Last fall, Ryan went in for an AOD intervention after calling Student Intervention Services when he was “ feeling particularly suicidal,” he says. “I don’t know how in tune they are—I don’t really think they understand what the drinking culture is at Penn. Like they give you tips that aren’t, I don’t want to say not helpful, but they kind of just don’t get it, like their suggestion for somebody of my height and weight is to go out and have, like, three or four drinks a night. That’s not even a pregame.” He laughs so hard his chest shakes.
“Drinking to get drunk is the point,” Ryan says. “Why else would I drink?”
Both Ryan and Alanna say their drinking would have been different if they didn’t go to Penn.
"I think I still would have had a problem,” Alanna says, “but I really think the environment at Penn was a huge contributor to my problem. Undoubtedly.” She closes her eyes, repeats: “Undoubtedly.”
“I feel like the social scene at Penn, everything you do actually revolves around drinking. So I didn’t really flag any of my behavior because everyone else was doing it as well, and it’s such a thing here that when you actually get out of the Penn bubble, you kinda realize that, like, how people drink at Penn is actually not indicative of the real world. It’s grotesque.”
“Drinking a lot, getting super fucked up—that’s how people know you’re sick,” Ryan says. “Like, that’s kind of a thing. I’m in clubs [on campus] that are pretty much just drinking clubs. The whole point is to get fucked up.”
“I think I would have thrived at a state school,” Ryan laughs. “You can put that quote in there.”
Rehab & Recovery:
Alanna loved rehab.
“In a kind of sick way,” she says. “It was really hard at times but it was, I don’t know, it was like summer camp for drug addicts.”
She voluntarily checked into rehab last summer. Coming back to Penn was “crazy.”
“I was kind of repulsed,” she says. “And I’m trying not to be judgmental about this, I really am, but I really feel like I got an incredibly new perspective coming back, and going to things that I thought I would still enjoy. But when you’re at the late night, and it’s like 3 a.m. and everyone else is plastered around you and you’re sober, you feel like a stranger. You feel like a complete outsider.”
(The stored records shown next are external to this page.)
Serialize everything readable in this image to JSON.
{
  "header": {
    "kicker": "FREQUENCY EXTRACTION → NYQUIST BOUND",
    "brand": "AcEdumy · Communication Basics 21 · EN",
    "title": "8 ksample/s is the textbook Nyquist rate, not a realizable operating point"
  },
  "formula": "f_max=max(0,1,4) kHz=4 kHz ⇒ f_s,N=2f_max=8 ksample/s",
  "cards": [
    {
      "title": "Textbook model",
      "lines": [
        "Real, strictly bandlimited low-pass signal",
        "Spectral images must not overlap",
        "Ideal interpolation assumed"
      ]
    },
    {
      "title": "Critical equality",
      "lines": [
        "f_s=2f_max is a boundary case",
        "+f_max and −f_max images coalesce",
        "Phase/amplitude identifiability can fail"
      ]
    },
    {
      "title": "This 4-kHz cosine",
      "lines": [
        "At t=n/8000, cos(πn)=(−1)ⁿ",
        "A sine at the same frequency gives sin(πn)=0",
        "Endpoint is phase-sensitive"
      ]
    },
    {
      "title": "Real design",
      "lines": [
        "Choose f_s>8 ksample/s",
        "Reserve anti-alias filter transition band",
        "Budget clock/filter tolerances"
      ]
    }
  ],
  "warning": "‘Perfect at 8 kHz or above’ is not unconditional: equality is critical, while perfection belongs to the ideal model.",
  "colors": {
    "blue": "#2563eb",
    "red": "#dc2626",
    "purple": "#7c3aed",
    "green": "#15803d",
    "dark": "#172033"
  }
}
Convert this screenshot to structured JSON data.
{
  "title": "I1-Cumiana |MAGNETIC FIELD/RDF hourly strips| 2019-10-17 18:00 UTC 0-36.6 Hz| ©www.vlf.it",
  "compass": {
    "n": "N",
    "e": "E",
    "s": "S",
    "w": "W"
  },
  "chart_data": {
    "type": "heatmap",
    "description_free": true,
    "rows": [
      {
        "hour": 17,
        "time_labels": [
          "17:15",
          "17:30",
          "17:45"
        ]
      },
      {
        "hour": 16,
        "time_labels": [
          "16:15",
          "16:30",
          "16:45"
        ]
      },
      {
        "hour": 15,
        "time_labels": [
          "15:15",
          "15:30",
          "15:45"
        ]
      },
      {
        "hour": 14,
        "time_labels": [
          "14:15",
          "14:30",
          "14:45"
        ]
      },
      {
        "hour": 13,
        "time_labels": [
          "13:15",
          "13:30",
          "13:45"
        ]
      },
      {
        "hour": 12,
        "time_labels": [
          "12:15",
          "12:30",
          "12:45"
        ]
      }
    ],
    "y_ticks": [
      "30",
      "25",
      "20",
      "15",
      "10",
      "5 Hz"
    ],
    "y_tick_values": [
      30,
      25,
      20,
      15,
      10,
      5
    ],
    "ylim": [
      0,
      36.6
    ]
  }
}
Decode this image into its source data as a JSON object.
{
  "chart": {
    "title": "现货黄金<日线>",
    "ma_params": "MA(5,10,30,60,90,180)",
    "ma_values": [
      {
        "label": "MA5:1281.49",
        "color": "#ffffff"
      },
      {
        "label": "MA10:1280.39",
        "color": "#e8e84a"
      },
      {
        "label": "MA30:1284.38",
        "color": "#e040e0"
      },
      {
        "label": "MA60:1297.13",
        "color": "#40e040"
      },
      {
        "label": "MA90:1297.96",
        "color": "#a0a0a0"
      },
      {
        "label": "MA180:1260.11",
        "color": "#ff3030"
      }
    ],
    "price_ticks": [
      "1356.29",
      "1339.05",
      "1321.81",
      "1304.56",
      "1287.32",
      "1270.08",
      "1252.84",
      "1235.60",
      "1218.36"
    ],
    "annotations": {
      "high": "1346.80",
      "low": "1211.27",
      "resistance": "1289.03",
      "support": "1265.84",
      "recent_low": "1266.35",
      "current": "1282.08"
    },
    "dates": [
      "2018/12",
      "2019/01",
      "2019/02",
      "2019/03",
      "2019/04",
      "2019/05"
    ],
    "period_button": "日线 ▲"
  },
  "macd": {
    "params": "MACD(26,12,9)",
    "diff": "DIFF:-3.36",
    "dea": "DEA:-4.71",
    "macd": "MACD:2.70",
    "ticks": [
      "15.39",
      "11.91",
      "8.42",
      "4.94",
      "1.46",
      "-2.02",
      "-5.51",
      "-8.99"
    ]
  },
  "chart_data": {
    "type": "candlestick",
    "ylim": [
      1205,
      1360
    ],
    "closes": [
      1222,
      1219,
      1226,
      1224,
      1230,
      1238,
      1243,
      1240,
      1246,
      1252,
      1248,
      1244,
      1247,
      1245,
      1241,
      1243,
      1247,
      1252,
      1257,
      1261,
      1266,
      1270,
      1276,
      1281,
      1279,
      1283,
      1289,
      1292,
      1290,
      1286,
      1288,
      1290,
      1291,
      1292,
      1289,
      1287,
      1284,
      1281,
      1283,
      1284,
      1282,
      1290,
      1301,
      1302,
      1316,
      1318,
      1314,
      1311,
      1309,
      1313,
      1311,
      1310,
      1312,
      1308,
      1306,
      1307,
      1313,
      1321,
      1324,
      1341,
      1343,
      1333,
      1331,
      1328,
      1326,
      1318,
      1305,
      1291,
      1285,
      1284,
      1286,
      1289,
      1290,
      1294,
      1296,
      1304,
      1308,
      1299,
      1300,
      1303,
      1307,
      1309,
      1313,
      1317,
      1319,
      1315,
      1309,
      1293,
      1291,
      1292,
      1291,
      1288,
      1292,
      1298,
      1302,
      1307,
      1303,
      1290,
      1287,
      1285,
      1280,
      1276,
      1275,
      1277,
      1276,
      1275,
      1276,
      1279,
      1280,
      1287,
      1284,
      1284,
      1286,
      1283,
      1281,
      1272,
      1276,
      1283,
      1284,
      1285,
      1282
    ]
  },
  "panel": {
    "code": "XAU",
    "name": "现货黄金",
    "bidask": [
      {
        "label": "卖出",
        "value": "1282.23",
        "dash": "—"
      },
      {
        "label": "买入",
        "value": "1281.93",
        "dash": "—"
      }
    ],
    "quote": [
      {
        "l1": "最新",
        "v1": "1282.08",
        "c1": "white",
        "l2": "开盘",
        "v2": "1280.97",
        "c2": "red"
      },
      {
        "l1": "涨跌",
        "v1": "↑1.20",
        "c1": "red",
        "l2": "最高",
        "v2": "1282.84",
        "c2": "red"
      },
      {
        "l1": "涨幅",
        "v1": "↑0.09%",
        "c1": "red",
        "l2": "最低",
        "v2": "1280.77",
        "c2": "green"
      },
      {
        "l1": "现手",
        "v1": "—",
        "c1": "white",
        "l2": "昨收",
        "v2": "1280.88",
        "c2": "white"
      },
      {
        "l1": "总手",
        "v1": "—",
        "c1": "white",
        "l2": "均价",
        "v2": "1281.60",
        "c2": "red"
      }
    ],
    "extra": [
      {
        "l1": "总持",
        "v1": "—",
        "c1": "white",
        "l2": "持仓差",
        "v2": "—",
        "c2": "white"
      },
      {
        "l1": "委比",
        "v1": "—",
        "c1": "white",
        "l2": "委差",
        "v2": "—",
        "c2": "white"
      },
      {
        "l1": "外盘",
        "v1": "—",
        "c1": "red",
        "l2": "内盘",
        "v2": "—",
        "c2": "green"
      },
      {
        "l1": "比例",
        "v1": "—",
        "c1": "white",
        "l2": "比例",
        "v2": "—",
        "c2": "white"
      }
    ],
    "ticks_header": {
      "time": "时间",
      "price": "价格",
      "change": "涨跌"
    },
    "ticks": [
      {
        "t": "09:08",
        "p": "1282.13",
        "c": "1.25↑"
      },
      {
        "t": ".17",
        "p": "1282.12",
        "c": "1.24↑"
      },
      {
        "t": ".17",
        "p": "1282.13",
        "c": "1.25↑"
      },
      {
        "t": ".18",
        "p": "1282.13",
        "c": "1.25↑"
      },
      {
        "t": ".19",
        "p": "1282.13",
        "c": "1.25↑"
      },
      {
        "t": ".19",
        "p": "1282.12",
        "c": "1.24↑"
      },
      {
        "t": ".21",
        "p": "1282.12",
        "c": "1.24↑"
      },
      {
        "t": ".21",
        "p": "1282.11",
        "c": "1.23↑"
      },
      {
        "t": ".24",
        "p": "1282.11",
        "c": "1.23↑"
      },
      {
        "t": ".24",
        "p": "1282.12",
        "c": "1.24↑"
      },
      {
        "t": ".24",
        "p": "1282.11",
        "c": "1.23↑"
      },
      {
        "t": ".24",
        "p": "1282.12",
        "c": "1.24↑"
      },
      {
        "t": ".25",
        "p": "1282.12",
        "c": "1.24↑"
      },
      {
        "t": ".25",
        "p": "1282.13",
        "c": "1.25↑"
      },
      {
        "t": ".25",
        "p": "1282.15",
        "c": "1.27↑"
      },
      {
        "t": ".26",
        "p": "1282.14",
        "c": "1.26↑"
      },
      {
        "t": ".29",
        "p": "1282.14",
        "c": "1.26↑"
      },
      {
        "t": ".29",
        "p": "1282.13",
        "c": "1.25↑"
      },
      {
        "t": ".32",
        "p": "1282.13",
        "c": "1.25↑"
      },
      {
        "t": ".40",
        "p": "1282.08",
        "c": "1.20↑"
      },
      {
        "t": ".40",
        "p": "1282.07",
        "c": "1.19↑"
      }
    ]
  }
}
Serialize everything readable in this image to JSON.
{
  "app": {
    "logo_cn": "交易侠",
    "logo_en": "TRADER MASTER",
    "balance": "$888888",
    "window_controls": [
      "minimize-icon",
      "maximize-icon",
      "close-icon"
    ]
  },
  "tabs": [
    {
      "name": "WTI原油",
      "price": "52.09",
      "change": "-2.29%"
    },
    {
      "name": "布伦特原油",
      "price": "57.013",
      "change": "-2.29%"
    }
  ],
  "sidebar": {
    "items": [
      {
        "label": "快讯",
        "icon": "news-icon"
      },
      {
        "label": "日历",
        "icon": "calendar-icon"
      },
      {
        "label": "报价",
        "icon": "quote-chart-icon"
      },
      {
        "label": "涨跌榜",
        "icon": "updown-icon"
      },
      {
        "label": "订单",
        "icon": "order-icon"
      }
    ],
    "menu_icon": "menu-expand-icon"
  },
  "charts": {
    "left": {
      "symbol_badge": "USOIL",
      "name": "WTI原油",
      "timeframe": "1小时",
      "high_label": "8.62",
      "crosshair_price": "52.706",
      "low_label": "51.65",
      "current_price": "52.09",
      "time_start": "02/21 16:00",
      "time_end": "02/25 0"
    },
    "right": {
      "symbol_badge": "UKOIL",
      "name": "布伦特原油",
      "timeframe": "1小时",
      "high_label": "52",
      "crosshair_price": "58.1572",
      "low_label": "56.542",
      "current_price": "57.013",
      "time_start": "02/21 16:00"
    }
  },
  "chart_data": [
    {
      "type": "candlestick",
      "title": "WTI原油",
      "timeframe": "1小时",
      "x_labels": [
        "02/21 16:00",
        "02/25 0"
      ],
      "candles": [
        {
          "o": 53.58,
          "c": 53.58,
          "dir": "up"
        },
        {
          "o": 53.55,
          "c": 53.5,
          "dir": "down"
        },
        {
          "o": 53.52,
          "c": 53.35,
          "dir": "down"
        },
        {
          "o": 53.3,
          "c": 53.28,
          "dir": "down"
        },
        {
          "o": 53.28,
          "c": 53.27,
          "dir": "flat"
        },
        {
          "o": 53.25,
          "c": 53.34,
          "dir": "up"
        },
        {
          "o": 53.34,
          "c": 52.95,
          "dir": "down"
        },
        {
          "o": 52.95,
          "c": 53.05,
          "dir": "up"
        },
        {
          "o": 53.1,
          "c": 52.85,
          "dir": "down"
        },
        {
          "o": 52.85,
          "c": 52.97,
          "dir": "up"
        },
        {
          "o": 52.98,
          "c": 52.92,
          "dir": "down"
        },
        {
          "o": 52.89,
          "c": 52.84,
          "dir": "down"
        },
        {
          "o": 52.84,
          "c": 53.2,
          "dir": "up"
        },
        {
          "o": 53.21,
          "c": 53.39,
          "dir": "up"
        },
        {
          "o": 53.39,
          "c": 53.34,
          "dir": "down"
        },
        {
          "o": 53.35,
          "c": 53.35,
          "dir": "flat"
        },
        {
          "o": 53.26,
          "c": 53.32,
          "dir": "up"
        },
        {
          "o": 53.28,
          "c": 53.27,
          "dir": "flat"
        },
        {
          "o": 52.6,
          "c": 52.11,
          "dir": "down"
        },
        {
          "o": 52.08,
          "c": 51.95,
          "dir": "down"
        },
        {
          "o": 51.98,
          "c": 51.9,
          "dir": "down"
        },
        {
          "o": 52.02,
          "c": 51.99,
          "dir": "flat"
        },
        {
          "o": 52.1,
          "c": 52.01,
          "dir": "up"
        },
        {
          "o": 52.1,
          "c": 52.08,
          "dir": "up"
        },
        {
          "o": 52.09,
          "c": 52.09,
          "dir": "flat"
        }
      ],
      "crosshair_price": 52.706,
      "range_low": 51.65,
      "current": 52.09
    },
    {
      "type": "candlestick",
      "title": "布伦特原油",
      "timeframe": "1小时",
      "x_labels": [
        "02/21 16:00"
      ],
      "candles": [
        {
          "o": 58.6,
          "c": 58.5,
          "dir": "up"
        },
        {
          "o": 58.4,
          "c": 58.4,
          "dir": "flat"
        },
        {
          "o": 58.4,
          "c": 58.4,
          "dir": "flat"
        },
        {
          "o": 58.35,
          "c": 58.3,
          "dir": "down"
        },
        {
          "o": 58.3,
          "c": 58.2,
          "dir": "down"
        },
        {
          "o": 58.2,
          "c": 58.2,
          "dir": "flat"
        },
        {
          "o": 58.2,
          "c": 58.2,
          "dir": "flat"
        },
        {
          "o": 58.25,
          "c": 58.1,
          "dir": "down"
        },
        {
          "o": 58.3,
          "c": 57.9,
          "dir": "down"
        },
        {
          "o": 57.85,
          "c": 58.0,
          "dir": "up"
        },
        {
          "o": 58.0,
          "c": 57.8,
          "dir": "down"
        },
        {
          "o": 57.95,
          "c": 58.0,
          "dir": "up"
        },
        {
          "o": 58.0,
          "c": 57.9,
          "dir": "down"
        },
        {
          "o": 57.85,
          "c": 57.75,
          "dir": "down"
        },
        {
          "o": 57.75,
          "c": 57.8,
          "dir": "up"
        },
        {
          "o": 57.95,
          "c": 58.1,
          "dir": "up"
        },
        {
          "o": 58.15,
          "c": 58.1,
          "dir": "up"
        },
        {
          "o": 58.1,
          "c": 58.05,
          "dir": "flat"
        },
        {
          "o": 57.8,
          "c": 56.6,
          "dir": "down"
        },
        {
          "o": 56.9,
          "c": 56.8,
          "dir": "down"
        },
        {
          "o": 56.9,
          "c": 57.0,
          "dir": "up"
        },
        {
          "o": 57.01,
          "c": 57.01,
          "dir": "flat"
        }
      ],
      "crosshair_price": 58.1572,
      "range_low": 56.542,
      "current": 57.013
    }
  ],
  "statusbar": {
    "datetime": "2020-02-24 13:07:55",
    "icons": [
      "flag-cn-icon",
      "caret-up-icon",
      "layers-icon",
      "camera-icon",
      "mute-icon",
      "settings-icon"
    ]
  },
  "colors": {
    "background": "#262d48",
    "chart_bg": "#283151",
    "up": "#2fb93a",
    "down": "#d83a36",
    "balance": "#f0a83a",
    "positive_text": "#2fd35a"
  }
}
Alanna still goes out—“Fuck yeah, I still go out”, she says—but she’s aware of her limits. Smokes’ is alright, if she orders a club soda and walks around with it for the night; downtowns are a no. She won’t go to Fling this year. Instead, she’ll write, see a show, maybe even head home to New York.
Ryan’s coming back to Penn next semester. But he’s scared. The semester off has helped him to refocus, re–prioritize, he says, but he hasn’t gotten any practice in “not drinking when there’s pressure to drink.”
“Like my mom isn’t going to be passing me a Natty and be like, ‘yo, chug this,’” he says. “So yeah, I’d say I’m a little bit nervous about actually putting this into practice and hitting the ground running, so to speak.” He pauses. “I have to get it right from the first week.”
He’s had a bit of practice, visiting campus a few times this semester—for rush, a frat date night, St. Patty’s.
He's looking forward to Fling, on his terms.
*Names have been changed due to the sensitivity of the piece.